You shouldn't have any trouble tracking down a bundle or two of the Tribune's Red Eye. Teach your child the patented pitch technique of those lovely men and women who greet us every morning on our way to work, and you've got a Chicago classic.
Variation: Paint a cardboard box red, get a Styrofoam sphere from an arts & crafts store, paint it red and attach it to a headband and go as an actual Red Eye box.
Think of it as a baseball-inspired version of Jekyll-and-Hyde costumes (we'll let you decide which side is the genteel doctor and which is the murderous madman). Cut and restitch caps from each team and decorate a T-shirt and white sweatpants to match. (Adult-only version: Spend half the night talking about next year and the other half peppering your speech with expletives).
Boots, black. Belt, black. One black suit jacket. One pair black suit pants. One hat. One pair black sunglasses, and your child is released (from your front door) and on a mission from God (for candy). Jake and Elwood make a great pairing for siblings or best friends. Polish up those Chicago accents and you'll be sure they'll be recognized by everyone they see. Save the suit and hat, lose the sunglasses, and you've got a great gangster costume for next year (see No. 5 above)
Party on! Schwing! Wayne and Garth were the Blues Brothers of the '90s. Ripped jeans, a tight black T-shirt and a black baseball hat for Wayne. Flannel shirt, a crazy blonde wig and a pair of drum sticks for Grath. Another great costume for two. Make sure to brush them up on their rendition of Queen's Bohemian Rhapsody. Party on Wayne! Party on Garth!
This 1983 flick set on the North Shore launched Tom Cruise's movie career, made the El look like the least romantic place on earth ... and provided a Halloween costume that's still chuckle-worthy today. The lack of pants is problematic, especially on a chilly Chicago Halloween evening, so we recommend a good pair of tights to go with a sunglasses from the dollar store and an oversized button-down.

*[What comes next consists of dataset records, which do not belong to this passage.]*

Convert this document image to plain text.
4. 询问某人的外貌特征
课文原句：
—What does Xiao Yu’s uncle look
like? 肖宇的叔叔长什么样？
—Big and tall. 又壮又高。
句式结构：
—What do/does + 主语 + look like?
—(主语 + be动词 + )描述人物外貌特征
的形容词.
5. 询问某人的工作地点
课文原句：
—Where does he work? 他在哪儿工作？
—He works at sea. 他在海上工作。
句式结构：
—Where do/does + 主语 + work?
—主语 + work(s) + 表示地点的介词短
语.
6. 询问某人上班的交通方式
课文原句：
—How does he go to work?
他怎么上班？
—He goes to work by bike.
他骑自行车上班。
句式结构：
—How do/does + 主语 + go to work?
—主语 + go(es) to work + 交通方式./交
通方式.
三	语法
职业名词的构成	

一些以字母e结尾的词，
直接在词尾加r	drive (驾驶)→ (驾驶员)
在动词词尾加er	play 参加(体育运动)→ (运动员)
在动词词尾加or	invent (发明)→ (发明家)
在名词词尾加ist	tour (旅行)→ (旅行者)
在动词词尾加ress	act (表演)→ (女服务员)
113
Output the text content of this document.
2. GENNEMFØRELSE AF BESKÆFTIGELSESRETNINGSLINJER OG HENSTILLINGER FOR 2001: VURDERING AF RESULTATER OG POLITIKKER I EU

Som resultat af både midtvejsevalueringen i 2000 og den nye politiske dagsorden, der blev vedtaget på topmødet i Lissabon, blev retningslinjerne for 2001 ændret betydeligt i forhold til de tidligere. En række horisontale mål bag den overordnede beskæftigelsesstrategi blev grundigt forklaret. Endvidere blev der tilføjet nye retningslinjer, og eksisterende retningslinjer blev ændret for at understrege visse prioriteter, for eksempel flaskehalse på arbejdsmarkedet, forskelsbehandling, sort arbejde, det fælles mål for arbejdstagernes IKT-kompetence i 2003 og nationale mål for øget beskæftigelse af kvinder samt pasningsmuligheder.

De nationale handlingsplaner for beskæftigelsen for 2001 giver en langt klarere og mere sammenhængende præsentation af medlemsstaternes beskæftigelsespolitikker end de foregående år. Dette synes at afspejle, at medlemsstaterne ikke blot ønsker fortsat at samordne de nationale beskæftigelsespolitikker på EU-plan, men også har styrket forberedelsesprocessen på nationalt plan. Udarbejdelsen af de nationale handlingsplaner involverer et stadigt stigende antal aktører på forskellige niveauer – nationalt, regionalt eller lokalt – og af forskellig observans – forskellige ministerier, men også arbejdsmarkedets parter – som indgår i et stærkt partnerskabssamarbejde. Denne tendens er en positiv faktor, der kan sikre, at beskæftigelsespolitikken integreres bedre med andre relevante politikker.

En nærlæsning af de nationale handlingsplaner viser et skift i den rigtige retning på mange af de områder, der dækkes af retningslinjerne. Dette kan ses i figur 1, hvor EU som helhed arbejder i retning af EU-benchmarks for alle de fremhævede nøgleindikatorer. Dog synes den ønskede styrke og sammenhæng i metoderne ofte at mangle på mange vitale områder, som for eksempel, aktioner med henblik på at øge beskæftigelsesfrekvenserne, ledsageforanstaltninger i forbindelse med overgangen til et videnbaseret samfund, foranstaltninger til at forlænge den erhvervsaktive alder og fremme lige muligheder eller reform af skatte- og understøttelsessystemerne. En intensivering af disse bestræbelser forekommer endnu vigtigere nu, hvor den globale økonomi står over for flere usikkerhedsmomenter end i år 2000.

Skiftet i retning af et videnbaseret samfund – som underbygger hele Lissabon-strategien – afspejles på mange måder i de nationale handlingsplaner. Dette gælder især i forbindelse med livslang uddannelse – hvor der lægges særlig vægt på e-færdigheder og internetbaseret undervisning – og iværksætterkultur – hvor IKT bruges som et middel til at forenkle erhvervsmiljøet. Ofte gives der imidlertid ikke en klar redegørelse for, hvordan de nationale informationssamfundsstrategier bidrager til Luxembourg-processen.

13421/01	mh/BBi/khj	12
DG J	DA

Former Illinois governor Rod Blagojevich is likely to be a popular costume this year. You can spring for the official Blago mask or do it yourself with an Elvis wig ... and maybe an orange jumpsuit. Plus, consider it a teaching moment: "Now listen, kids, this is what happens when you get caught on tape by the FBI trying to sell the President's former Senate Seat."
Back in 1969, two Chicago architects were having lunch when one pulled out a pack of cigarettes. He put five in his fist in varying heights above his thumb and that was the design for the Sears, now Willis Tower. You can get the same effect with empty wrapping paper rolls. Attach a few gray pipe cleaners to a headband for the antennas and it's a hometown hit.
Chicago's most infamous gangster is a perfect way to bring a Halloween classic home. One of Grandpa's old hats (or $10 at a costume store) tops off a simple costume of dress shirt, tie and suspenders.
With the race wide open, the possibilities are endless. Cook County Sheriff Tom Dart? A standard's sheriff's star from a Western costume will do the trick. Rahm Emmanuel? Ballet tights and Touch-of-Gray hair dye should cover it.
Why just dress up as any old dinosaur when your child could be Sue, the world's most beloved T-Rex? (You have to wonder how steep the competition is when it comes to flesh-eating reptiles). Add a name tag or if you're feeling creative, a birthday hat (Sue turns 10 years old this year).